Sanchita Karma - The Storehouse of Past Actions
- Daniel McKenzie

- Sep 12
- 2 min read
Updated: Oct 19

Sanchita (from sañcitaḥ, “heaped up, accumulated”) is the vast storehouse of past actions. Each act, thought, and intention leaves a subtle seed (bija) in the causal body. These seeds remain dormant until conditions allow them to manifest as experiences of pleasure or pain in a later lifetime. The accumulated stock is so great that only a small portion can be worked out in any single life.
The scriptures describe sanchita as beginningless, carried forward with the subtle and causal bodies after the death of the physical body. It explains the vast differences between beings at birth: health or illness, privilege or deprivation, are not random but results of accumulated karma. As Swami Paramarthananda explains, these karmas form a kind of karmic “capital,” from which each life’s destiny is drawn.
For the ordinary person (ajnani), sanchita is a store that ensures rebirth, since at death unfructified karmas remain. But for the wise (jnani), Self-knowledge burns away the entire store of sanchita, just as fire reduces a heap of cotton to ashes. Thus the liberated one has no further rebirth: prarabdha continues until the body drops, agami does not accrue, and sanchita is destroyed.
Root & Meaning
Sañcita = accumulated, heaped up.
Sañcita Karma = the total accumulated karmas of past lives stored in the causal body.
Scriptural References
Bhagavad Gita (4.37): “As fire reduces wood to ashes, so the fire of knowledge burns all karma.” Traditionally interpreted as the destruction of sanchita.
Brahma Sutras (4.1.13–14): discuss how knowledge eradicates accumulated karma.

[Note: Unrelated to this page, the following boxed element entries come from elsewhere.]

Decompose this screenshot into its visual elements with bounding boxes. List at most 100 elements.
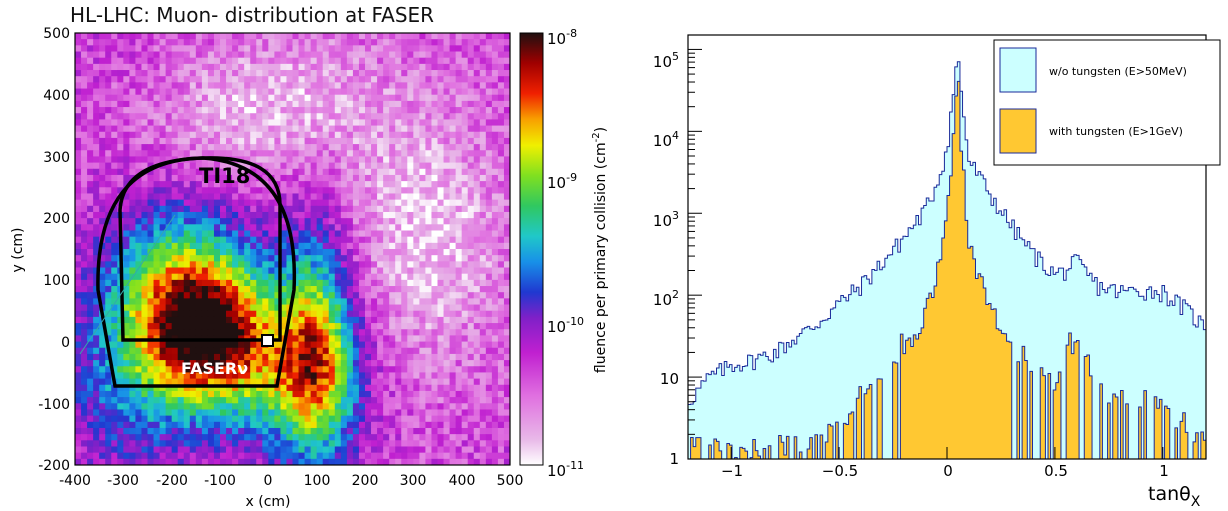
heatmap-cell [473,76,481,83]
heatmap-cell [207,255,215,262]
heatmap-cell [371,347,378,355]
heatmap-cell [195,378,203,386]
heatmap-cell [431,125,438,133]
heatmap-cell [141,137,148,145]
heatmap-cell [491,242,499,250]
heatmap-cell [129,360,136,367]
heatmap-cell [256,378,263,386]
heatmap-cell [322,390,330,398]
heatmap-cell [93,390,100,398]
heatmap-cell [413,434,420,441]
heatmap-cell [304,310,312,318]
heatmap-cell [455,218,463,225]
heatmap-cell [346,353,354,361]
heatmap-cell [413,150,420,157]
heatmap-cell [316,403,324,410]
heatmap-cell [346,298,354,305]
heatmap-cell [147,409,154,417]
heatmap-cell [280,39,287,46]
heatmap-cell [238,255,245,262]
heatmap-cell [244,187,251,194]
heatmap-cell [358,150,366,157]
heatmap-cell [195,199,203,207]
heatmap-cell [395,434,402,441]
heatmap-cell [220,384,227,392]
heatmap-cell [352,70,360,77]
heatmap-cell [262,236,269,244]
heatmap-cell [105,236,112,244]
heatmap-cell [377,279,384,287]
heatmap-cell [298,323,305,330]
heatmap-cell [365,137,372,145]
heatmap-cell [226,94,233,102]
heatmap-cell [87,434,94,441]
heatmap-cell [340,310,348,318]
heatmap-cell [431,390,438,398]
heatmap-cell [201,51,209,59]
heatmap-cell [256,323,263,330]
heatmap-cell [183,366,191,373]
heatmap-cell [437,174,444,182]
heatmap-cell [365,187,372,194]
heatmap-cell [213,51,221,59]
heatmap-cell [129,125,136,133]
heatmap-cell [153,316,160,324]
heatmap-cell [81,292,88,299]
heatmap-cell [159,45,167,52]
heatmap-cell [75,125,82,133]
heatmap-cell [105,125,112,133]
heatmap-cell [262,360,269,367]
heatmap-cell [195,174,203,182]
heatmap-cell [371,403,378,410]
heatmap-cell [461,39,469,46]
heatmap-cell [377,131,384,139]
heatmap-cell [99,224,106,231]
heatmap-cell [220,242,227,250]
heatmap-cell [256,255,263,262]
heatmap-cell [413,211,420,219]
heatmap-cell [449,181,457,188]
heatmap-cell [141,125,148,133]
heatmap-cell [449,100,457,108]
heatmap-cell [455,144,463,151]
heatmap-cell [111,107,118,114]
heatmap-cell [93,205,100,213]
heatmap-cell [340,205,348,213]
heatmap-cell [232,286,239,293]
heatmap-cell [171,249,179,256]
heatmap-cell [244,390,251,398]
heatmap-cell [244,341,251,349]
heatmap-cell [407,199,414,207]
heatmap-cell [201,94,209,102]
heatmap-cell [449,255,457,262]
heatmap-cell [304,174,312,182]
heatmap-cell [99,452,106,460]
heatmap-cell [346,125,354,133]
heatmap-cell [395,125,402,133]
heatmap-cell [497,304,505,312]
heatmap-cell [177,286,185,293]
heatmap-cell [292,63,299,71]
heatmap-cell [207,434,215,441]
heatmap-cell [87,39,94,46]
heatmap-cell [491,347,499,355]
heatmap-cell [220,452,227,460]
heatmap-cell [298,39,305,46]
heatmap-cell [93,57,100,65]
heatmap-cell [479,446,487,454]
heatmap-cell [81,249,88,256]
heatmap-cell [304,113,312,120]
heatmap-cell [310,63,318,71]
heatmap-cell [262,261,269,268]
heatmap-cell [401,150,408,157]
heatmap-cell [153,119,160,126]
heatmap-cell [371,298,378,305]
heatmap-cell [159,273,167,281]
heatmap-cell [129,168,136,176]
heatmap-cell [407,33,414,40]
heatmap-cell [75,298,82,305]
heatmap-cell [298,76,305,83]
heatmap-cell [123,156,130,163]
heatmap-cell [395,88,402,96]
heatmap-cell [395,211,402,219]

Upanishadic imagery: karmic seeds (bija) stored in the causal body until fructification.
Traditional View
Sanchita is the sum total of karmic seeds from beginningless time.
At the start of each birth, a portion becomes prarabdha.
Remaining karmas stay dormant, awaiting future births.
Vedantic Analysis
Common Misunderstandings
That sanchita determines every moment of life: Only prarabdha dictates the current body and major events; sanchita remains in potential.
That God arbitrarily dispenses results: The law of karma is impersonal, though Vedanta sometimes describes Ishvara as the administrator of karmaphala.
That even the jnani carries sanchita: Vedanta insists Self-knowledge destroys all accumulated karma, leaving no residue.
Vedantic Resolution
Sanchita karma is the karmic backlog that binds beings to rebirth. Its destruction through knowledge demonstrates the unique power of Self-realization: the discovery that the true Self was never a doer or enjoyer to begin with.